Pride month is here and this means we will be seeing pride parades, rallies and a series of activities to recognise the impact the LGBTQ and “+” community all over the world. While you don’t necessarily have to be someone from the community to celebrate this month-long festival, you can take part in these events as much as possible. And, while you do so, you will notice one thing everywhere. Yes, you guessed it right, it’s the pride flag. Clad in rainbow colours, pride flags are an essential part of pride month celebration. But, do you know what really does it mean? The hidden meaning behind the colours in the pride flag is the symbol of the historical and cultural struggle that the people from the community had to face.
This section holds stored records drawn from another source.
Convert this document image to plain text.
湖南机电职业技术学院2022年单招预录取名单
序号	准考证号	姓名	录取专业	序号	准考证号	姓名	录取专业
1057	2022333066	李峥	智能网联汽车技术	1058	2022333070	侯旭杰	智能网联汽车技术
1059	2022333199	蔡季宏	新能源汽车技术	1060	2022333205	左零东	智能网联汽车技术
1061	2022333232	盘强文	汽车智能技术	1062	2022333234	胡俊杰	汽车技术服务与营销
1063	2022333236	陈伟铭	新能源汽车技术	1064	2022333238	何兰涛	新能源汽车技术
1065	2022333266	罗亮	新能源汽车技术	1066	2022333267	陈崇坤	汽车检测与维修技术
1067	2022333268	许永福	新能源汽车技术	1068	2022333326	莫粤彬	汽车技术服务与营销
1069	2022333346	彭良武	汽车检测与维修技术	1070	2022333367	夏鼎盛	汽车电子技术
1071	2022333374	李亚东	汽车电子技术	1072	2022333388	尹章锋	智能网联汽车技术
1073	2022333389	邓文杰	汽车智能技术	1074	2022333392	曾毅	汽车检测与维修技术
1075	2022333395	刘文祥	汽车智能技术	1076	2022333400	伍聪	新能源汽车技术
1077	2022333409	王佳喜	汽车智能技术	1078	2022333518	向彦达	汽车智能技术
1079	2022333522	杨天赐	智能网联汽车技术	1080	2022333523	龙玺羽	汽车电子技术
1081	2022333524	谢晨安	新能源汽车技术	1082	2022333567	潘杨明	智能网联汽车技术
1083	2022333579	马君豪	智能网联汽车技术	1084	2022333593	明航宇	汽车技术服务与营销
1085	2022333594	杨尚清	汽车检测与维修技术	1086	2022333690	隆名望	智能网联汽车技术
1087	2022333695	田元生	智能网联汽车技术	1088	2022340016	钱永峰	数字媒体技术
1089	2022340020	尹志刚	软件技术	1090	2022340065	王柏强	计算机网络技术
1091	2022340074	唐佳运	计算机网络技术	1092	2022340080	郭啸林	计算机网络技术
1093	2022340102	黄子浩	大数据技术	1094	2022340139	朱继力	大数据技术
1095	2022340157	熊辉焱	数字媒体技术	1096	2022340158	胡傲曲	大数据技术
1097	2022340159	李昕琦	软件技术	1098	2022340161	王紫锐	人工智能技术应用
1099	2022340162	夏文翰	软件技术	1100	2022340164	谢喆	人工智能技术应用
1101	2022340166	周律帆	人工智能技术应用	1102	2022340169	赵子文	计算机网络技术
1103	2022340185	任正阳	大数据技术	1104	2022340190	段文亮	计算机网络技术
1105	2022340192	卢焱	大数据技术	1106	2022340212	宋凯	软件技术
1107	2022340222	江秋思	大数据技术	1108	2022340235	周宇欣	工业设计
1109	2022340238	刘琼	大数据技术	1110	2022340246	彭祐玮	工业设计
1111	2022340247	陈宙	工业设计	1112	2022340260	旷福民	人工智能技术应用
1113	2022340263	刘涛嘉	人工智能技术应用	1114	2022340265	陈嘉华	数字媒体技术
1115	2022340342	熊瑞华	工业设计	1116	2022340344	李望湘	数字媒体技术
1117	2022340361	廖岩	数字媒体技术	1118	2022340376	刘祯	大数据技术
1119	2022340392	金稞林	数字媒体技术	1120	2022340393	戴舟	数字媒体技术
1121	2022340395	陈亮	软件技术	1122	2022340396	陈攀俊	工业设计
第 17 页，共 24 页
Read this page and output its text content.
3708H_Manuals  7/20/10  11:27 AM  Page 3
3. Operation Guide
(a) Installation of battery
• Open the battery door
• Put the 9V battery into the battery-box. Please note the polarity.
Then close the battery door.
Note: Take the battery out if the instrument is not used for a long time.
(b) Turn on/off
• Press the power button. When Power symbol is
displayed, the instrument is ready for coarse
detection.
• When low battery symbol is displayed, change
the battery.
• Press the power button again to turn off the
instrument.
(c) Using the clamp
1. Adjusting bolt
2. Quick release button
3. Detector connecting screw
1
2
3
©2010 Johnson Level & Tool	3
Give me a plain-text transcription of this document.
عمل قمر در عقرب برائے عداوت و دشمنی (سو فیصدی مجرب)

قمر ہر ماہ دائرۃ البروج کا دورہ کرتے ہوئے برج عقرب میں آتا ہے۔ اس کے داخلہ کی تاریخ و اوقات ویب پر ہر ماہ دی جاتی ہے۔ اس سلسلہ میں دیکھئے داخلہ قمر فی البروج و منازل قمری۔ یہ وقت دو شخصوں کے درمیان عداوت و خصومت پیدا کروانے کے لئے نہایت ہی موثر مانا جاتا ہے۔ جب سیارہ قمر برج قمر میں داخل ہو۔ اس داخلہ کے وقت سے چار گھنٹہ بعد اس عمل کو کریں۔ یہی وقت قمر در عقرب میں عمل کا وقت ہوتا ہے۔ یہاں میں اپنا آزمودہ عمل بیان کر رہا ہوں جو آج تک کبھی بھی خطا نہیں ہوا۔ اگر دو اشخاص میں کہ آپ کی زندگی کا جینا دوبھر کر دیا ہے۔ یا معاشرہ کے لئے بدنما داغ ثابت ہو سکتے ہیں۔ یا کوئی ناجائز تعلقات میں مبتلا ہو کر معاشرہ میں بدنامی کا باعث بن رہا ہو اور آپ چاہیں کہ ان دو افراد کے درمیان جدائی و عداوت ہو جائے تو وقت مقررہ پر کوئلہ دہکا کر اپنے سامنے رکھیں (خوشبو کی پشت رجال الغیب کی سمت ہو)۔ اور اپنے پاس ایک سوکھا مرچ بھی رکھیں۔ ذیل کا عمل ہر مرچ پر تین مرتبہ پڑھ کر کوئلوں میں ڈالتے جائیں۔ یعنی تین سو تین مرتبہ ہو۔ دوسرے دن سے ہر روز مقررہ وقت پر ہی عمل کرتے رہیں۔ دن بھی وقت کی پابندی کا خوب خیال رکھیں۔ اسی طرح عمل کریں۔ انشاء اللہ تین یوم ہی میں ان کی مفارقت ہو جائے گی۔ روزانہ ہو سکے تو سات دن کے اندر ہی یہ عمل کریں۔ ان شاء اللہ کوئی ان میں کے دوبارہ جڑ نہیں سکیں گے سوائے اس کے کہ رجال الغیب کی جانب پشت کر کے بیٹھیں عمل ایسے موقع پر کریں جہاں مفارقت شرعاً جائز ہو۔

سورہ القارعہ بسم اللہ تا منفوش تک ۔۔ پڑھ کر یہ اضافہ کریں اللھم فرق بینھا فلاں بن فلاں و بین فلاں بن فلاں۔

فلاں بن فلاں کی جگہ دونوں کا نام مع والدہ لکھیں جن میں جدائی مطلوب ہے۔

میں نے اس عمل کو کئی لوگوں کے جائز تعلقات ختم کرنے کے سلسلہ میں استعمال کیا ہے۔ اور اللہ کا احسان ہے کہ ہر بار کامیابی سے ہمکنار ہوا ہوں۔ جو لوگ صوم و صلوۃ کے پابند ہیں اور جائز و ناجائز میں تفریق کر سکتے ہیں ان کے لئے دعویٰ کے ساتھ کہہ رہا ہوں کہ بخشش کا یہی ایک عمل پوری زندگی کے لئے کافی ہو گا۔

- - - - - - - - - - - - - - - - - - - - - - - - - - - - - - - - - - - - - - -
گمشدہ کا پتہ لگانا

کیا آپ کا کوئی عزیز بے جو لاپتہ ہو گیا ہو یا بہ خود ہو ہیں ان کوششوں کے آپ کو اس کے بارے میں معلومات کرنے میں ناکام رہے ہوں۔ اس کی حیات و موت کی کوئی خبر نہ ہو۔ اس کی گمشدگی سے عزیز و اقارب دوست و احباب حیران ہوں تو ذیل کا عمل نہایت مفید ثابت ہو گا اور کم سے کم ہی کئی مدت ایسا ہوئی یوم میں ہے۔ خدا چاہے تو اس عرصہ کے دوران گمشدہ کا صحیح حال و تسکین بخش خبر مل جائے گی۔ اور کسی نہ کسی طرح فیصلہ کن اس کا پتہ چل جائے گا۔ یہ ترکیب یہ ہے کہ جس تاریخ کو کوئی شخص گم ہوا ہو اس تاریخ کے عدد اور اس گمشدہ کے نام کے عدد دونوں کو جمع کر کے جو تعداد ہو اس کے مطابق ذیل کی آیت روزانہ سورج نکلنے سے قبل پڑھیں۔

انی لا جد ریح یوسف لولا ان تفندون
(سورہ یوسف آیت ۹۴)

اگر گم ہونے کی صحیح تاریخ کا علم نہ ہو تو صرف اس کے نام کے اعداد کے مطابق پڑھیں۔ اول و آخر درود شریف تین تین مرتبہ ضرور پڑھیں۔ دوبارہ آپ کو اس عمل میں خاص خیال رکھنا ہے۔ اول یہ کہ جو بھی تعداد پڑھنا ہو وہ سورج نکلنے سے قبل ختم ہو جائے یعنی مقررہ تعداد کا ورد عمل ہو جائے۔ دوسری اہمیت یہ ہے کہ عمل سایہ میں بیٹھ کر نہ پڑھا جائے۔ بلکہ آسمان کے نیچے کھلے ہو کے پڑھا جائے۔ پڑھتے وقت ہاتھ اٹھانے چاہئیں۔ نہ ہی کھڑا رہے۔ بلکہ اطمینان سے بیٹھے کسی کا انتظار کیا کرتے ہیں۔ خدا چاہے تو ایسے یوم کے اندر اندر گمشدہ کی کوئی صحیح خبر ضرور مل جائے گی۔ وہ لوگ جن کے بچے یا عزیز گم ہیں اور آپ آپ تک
In 1978, the first pride flag was made by a gay artist and civil rights activist Gilbert Baker in the US against the anti-gay community flag which had pink triangles used by Nazis to identify gay people. The very first flag was handmade with hand-dye using a combination of eight vibrant shades-pink, orange, yellow, green, turquoise, blue and purple. All of these shades were inspired by the rainbow to represent the variety among the people in the community. Later, the flag evolved to meet the demand and changed into a six-coloured flag as the official symbol for gay pride. Here’s what each colour mean:
Red: Red forms the topmost band of the pride flag that represents life. It’s powerful and gives courage.
Orange: The bright shade, orange stands for healing.
Yellow: The yellow shade denotes sun or sunlight with the hidden meaning of being yourself instead of hiding in the shadows and suppressing your feelings.
Green: The green colour in the flag represents nature.
Blue: Blue in the flag replaced the original turquoise stripe and stands for serenity.
Purple: Purple colour forms the last band of the flag to denote spirit. The shade is also often referred to lilac aka the last colour of the rainbow.